I wouldn’t ever like to be quite that high again. It felt dangerously close to bumping up against a glass ceiling of the psyche. I do intend to alter myself, physically and mentally, in the future, but psychedelics can only get you so far.
It is too early to tell if the contentment will stick, but the day after, I feel euthymic. It is quieter in my head. For someone with ADHD, this is a profound relief. As a delightful bonus, my usually omnipresent mild tinnitus seems to have vanished. If that proves permanent, the ordeal was worth it on those grounds alone.
I consider myself a better materialist for the experience. But note that I do not view the experience as self-flagellation, I didn't seek out... whatever the hell that was. The flagella of cosmic unity tried to force their way in, and I stayed the course. Can't let the team down; the ancestors and descendants are counting on me. If God or the administrators of the Ancestor Simulation want to talk to me that badly, they can send an email.
A Brief Note on Harm Reduction:
As clinical experiments go, my methodology was garbage. The clinician and the subject were the same person, and both of them were tripping balls in a manner they hadn’t realized was physically possible. I was already happier than I had been in a... very long time when I tried this. Nothing I have said or will say constitutes medical advice.

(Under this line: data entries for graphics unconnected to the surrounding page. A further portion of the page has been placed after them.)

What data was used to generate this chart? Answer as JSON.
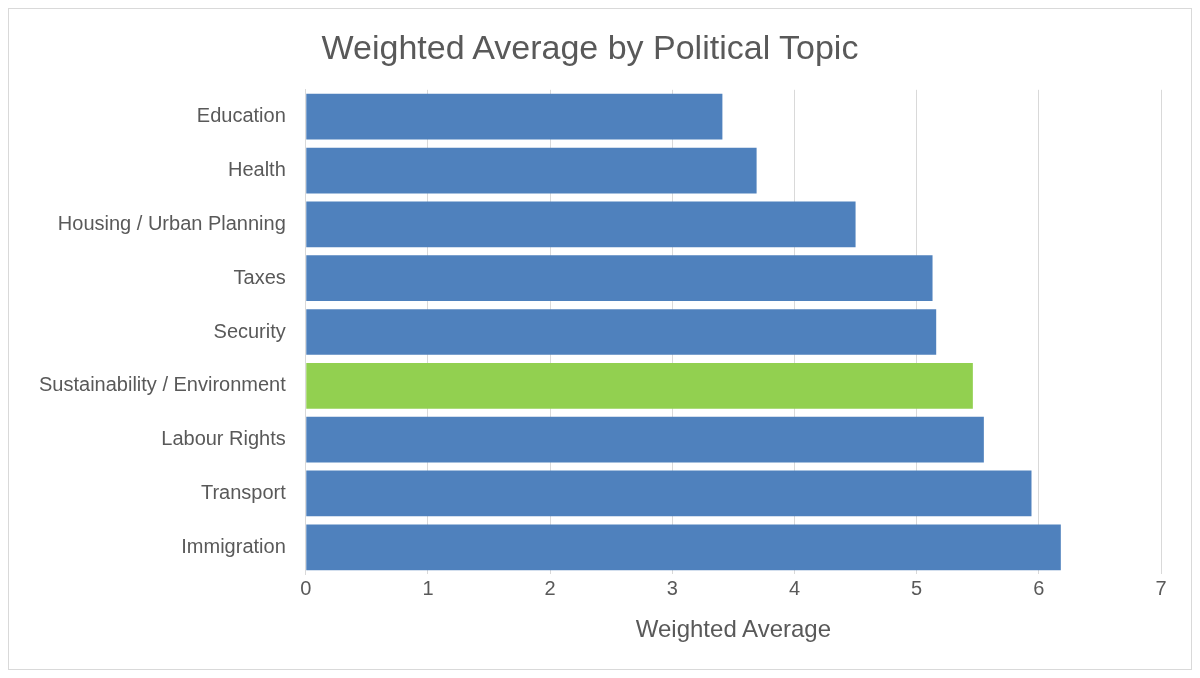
{
  "chart_data": {
    "type": "bar",
    "orientation": "horizontal",
    "title": "Weighted Average by Political Topic",
    "xlabel": "Weighted Average",
    "categories": [
      "Education",
      "Health",
      "Housing / Urban Planning",
      "Taxes",
      "Security",
      "Sustainability / Environment",
      "Labour Rights",
      "Transport",
      "Immigration"
    ],
    "values": [
      3.41,
      3.69,
      4.5,
      5.13,
      5.16,
      5.46,
      5.55,
      5.94,
      6.18
    ],
    "colors": [
      "#4f81bd",
      "#4f81bd",
      "#4f81bd",
      "#4f81bd",
      "#4f81bd",
      "#92d050",
      "#4f81bd",
      "#4f81bd",
      "#4f81bd"
    ],
    "xlim": [
      0,
      7
    ],
    "xticks": [
      0,
      1,
      2,
      3,
      4,
      5,
      6,
      7
    ],
    "grid": "x",
    "legend": false
  }
}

Do not take heroic doses of LSD unless you have a damn good reason. If you must, do not add cannabis unless you have meticulously researched the interactions. And if you do add cannabis, do not come crying to me when you find yourself castrating God with imaginary scissors to prevent Him from mind-fucking you. Or if you do get mind-fucked, for the matter, I will be sympathetic but less than useful. I've warned you. And I warn you again:
Some doors, once opened, cannot be closed until the half-life clears your system. Sometimes they stay ajar forever, no matter how hard you shove. From a mental health perspective, the evidence for psilocybin and ketamine is far more robust, and the latter is actually medically available in many jurisdictions.
I don't want to be this high ever again. But I am very glad to be back.